Irréalisme poétique.
Pour avoir vu avant ma dixième année La bergère et le ramoneur et en être resté durablement fasciné, je me faisais une joie de regarder Le Roi et l’oiseau qui est son accomplissement. Ah ! Il faut que je dise que le premier titre est une sorte de base tronquée du second, diffusée par le producteur André Sarrut contre l’avis formel des auteurs, Paul Grimault et Jacques Prévert. Ce désaveu n’empêcha d’ailleurs pas le film initial de remporter une kyrielle de récompenses internationales, notamment à la Biennale de Venise.
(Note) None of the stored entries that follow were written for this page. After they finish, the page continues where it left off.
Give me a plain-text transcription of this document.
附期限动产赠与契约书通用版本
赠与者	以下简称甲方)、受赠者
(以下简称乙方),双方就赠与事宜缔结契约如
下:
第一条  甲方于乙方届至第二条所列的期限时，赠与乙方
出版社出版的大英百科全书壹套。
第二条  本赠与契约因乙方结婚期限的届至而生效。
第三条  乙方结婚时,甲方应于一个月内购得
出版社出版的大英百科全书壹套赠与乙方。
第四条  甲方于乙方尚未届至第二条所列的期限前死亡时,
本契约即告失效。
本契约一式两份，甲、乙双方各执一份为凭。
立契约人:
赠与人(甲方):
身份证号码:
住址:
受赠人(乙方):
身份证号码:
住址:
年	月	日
Mais donc, plusieurs années après la présentation de ce qu’il jugeait être une ébauche, à tout le moins une œuvre imparfaite et inachevée, Paul Grimault,réussit, en 1967, à racheter les droits de son film et, avec l’aide de Prévert, (jusqu’à sa mort en 1977) à le restaurer ou, mieux, à le reconstituer, beaucoup de négatifs ayant été perdus ou abîmés.
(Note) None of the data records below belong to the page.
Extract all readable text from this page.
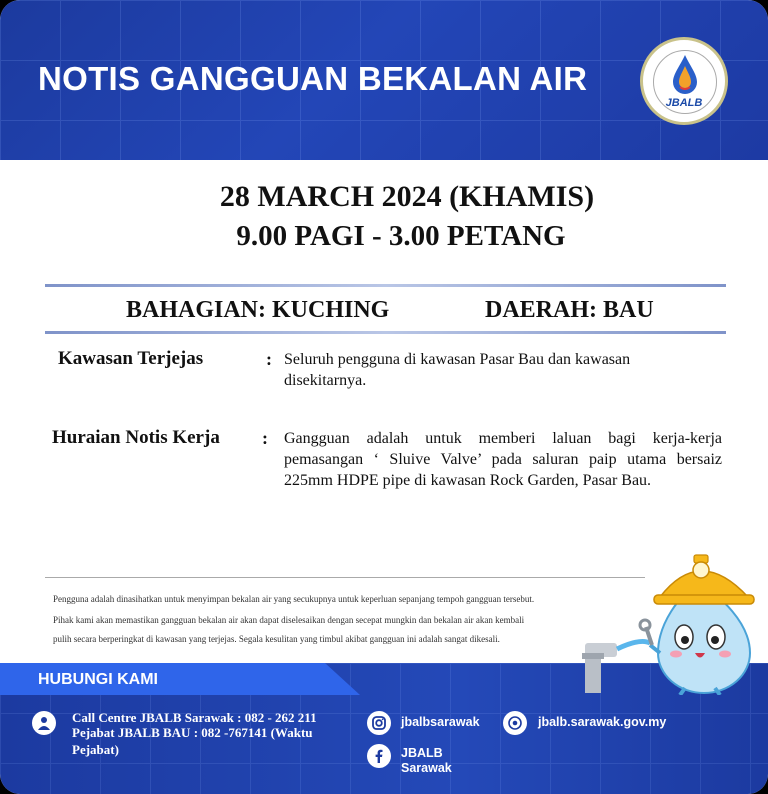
NOTIS GANGGUAN BEKALAN AIR
JBALB
28 MARCH 2024 (KHAMIS)
9.00 PAGI - 3.00 PETANG
BAHAGIAN: KUCHING	DAERAH: BAU
Kawasan Terjejas	: Seluruh pengguna di kawasan Pasar Bau dan kawasan disekitarnya.
Huraian Notis Kerja : Gangguan adalah untuk memberi laluan bagi kerja-kerja pemasangan ‘ Sluive Valve’ pada saluran paip utama bersaiz 225mm HDPE pipe di kawasan Rock Garden, Pasar Bau.

Pengguna adalah dinasihatkan untuk menyimpan bekalan air yang secukupnya untuk keperluan sepanjang tempoh gangguan tersebut.

Pihak kami akan memastikan gangguan bekalan air akan dapat diselesaikan dengan secepat mungkin dan bekalan air akan kembali

pulih secara berperingkat di kawasan yang terjejas. Segala kesulitan yang timbul akibat gangguan ini adalah sangat dikesali.

HUBUNGI KAMI
Call Centre JBALB Sarawak : 082 - 262 211
Pejabat JBALB BAU : 082 -767141 (Waktu Pejabat)
jbalbsarawak	jbalb.sarawak.gov.my
JBALB
Sarawak
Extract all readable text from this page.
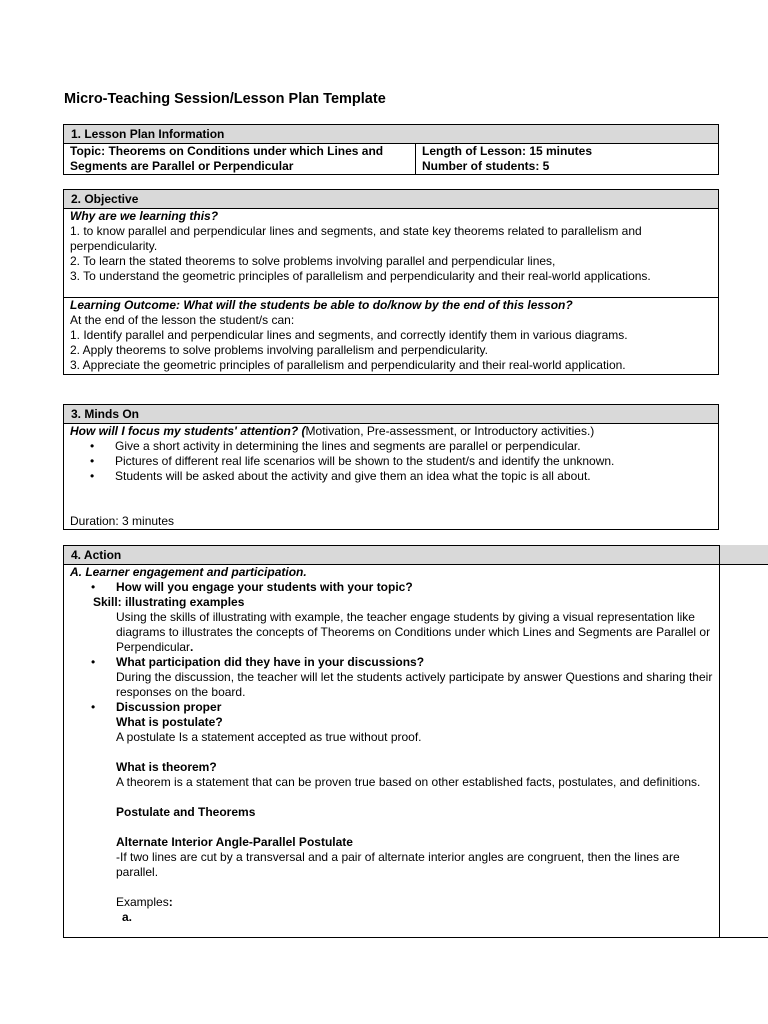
Micro-Teaching Session/Lesson Plan Template
1. Lesson Plan Information
Topic: Theorems on Conditions under which Lines and Segments are Parallel or Perpendicular
Length of Lesson: 15 minutes
Number of students: 5
2. Objective
Why are we learning this?
1. to know parallel and perpendicular lines and segments, and state key theorems related to parallelism and perpendicularity.
2. To learn the stated theorems to solve problems involving parallel and perpendicular lines,
3. To understand the geometric principles of parallelism and perpendicularity and their real-world applications.
Learning Outcome: What will the students be able to do/know by the end of this lesson?
At the end of the lesson the student/s can:
1. Identify parallel and perpendicular lines and segments, and correctly identify them in various diagrams.
2. Apply theorems to solve problems involving parallelism and perpendicularity.
3. Appreciate the geometric principles of parallelism and perpendicularity and their real-world application.
3. Minds On
How will I focus my students' attention? (Motivation, Pre-assessment, or Introductory activities.)
• Give a short activity in determining the lines and segments are parallel or perpendicular.
• Pictures of different real life scenarios will be shown to the student/s and identify the unknown.
• Students will be asked about the activity and give them an idea what the topic is all about.
Duration: 3 minutes
4. Action
A. Learner engagement and participation.
• How will you engage your students with your topic?
Skill: illustrating examples
Using the skills of illustrating with example, the teacher engage students by giving a visual representation like diagrams to illustrates the concepts of Theorems on Conditions under which Lines and Segments are Parallel or Perpendicular.
• What participation did they have in your discussions?
During the discussion, the teacher will let the students actively participate by answer Questions and sharing their responses on the board.
• Discussion proper
What is postulate?
A postulate Is a statement accepted as true without proof.
What is theorem?
A theorem is a statement that can be proven true based on other established facts, postulates, and definitions.
Postulate and Theorems
Alternate Interior Angle-Parallel Postulate
-If two lines are cut by a transversal and a pair of alternate interior angles are congruent, then the lines are parallel.
Examples:
a.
Et donc, dans une orientation assez différente (les protagonistes principaux d’avant – La Bergère et le Ramoneur – ayant été remplacés par de nouveaux personnages de premier plan – Le Roi et l’oiseau -), voici une réalisation très encensée et très originale qui, paraît-il, comme sa devancière, a influencé le nippon Hayao Miyazaki. Il y a des perspectives très belles, des points de vue très inventifs, un dessin qui surprend et séduit souvent, une façon de raconter qui désarçonne quelquefois mais n’est pas désagréable.
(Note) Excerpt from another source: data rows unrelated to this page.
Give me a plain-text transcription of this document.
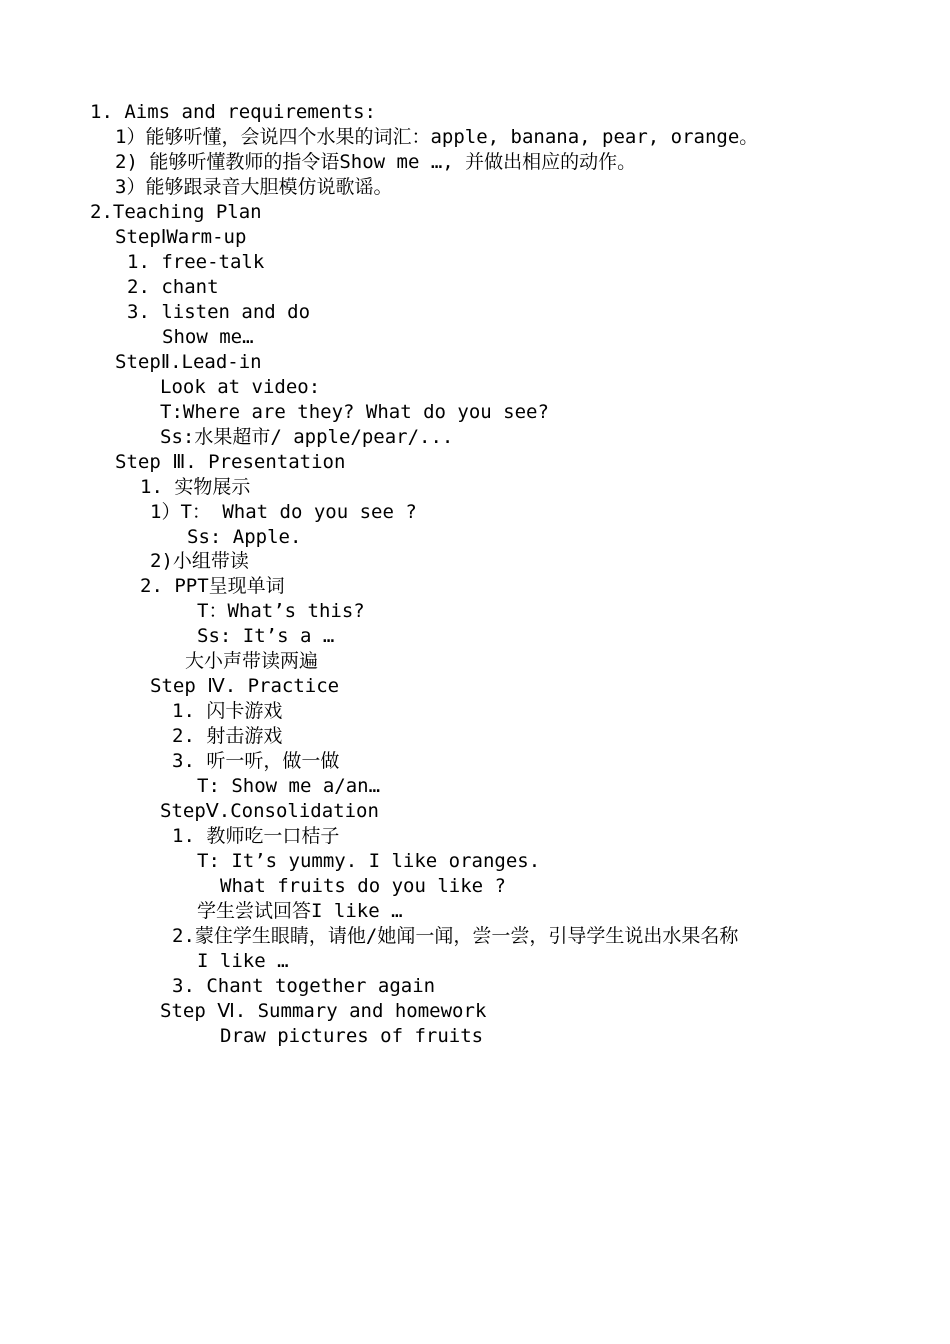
1. Aims and requirements:
1）能够听懂，会说四个水果的词汇：apple, banana, pear, orange。
2) 能够听懂教师的指令语Show me …, 并做出相应的动作。
3）能够跟录音大胆模仿说歌谣。
2.Teaching Plan
StepⅠWarm-up
1. free-talk
2. chant
3. listen and do
Show me…
StepⅡ.Lead-in
Look at video:
T:Where are they? What do you see?
Ss:水果超市/ apple/pear/...
Step Ⅲ. Presentation
1. 实物展示
1）T： What do you see ?
Ss: Apple.
2)小组带读
2. PPT呈现单词
T：What’s this?
Ss: It’s a …
大小声带读两遍
Step Ⅳ. Practice
1. 闪卡游戏
2. 射击游戏
3. 听一听，做一做
T: Show me a/an…
StepⅤ.Consolidation
1. 教师吃一口桔子
T: It’s yummy. I like oranges.
What fruits do you like ?
学生尝试回答I like …
2.蒙住学生眼睛，请他/她闻一闻，尝一尝，引导学生说出水果名称
I like …
3. Chant together again
Step Ⅵ. Summary and homework
Draw pictures of fruits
Pourtant je n’ai pas vraiment apprécié et je me suis même un peu ennuyé devant cette histoire inspirée d’Hans Christian Andersen où l’on voit un Roi cruel, grotesque, hystérique, entouré de courtisans d’une absolue veulerie et d’une complaisance ridicule et de policiers aussi obtus qu’inefficaces essayer de briser les amours d’une bergère et d’un ramoneur, eux-mêmes issus de peintures, protégés par un oiseau libérateur.
Il y a plein d’arrières plans politiques ou sociétaux dans le film, ce qui n’a rien d’étonnant, Grimault et Prévert ayant fait l’un et l’autre partie du groupe anarcho-communiste Octobre avant la guerre et n’ayant jamais renié leur engagement. Mais ce n’est pas ce point, finalement subsidiaire, qui me retient, tant je pense qu’on peut réaliser des films magnifiques, exaltants ou émouvants avec les pires idéologies qui se puissent.
C’est simplement qu’à mes yeux le dessin animé, lorsqu’il atteint les dimensions d’un long métrage, ne peut se passer de l’esprit d’enfance, c’est-à-dire du goût pour la féérie ; et de ce point de vue là, Le Roi et l’oiseau est sûrement trop cérébral, trop didactique, trop relié à une pensée structurée. On m’objectera, évidemment, que les grandes œuvres dont sont adaptés les films les plus notoires et les plus séduisants de Walt Disney, de Blanche Neige à La belle au bois dormant en passant par Pinocchio, Alice au pays des merveilles ou Cendrillon , que leurs auteurs soient les frères Grimm, Carlo Collodi, Lewis Carroll ou Charles Perrault sont pleins d’allusions et de connotations dissimulées, souvent très sexuelles et presque toujours douteuses. Certes, mais je n’imagine pas une seconde que, sauf à avoir un esprit particulièrement fouineur et perverti, on puisse, quand on a entre six et douze ans, s’ensevelir dans une interprétation plus ou moins freudienne de ces contes qu’on a tout à fait loisir de regarder au premier degré.
Ce n’est pas vraiment le cas pour Le Roi et l’oiseau qui est moins un film pour les enfants qu’un divertissement un peu esthétisant, un peu happy few pour adultes qui apprécieront images, musique (de Wojciech Kilar, avec, ici et là, des mélodies de Joseph Kosma) et la redoutable verve de Jacques Prévert. N’empêche que c’est un peu vain.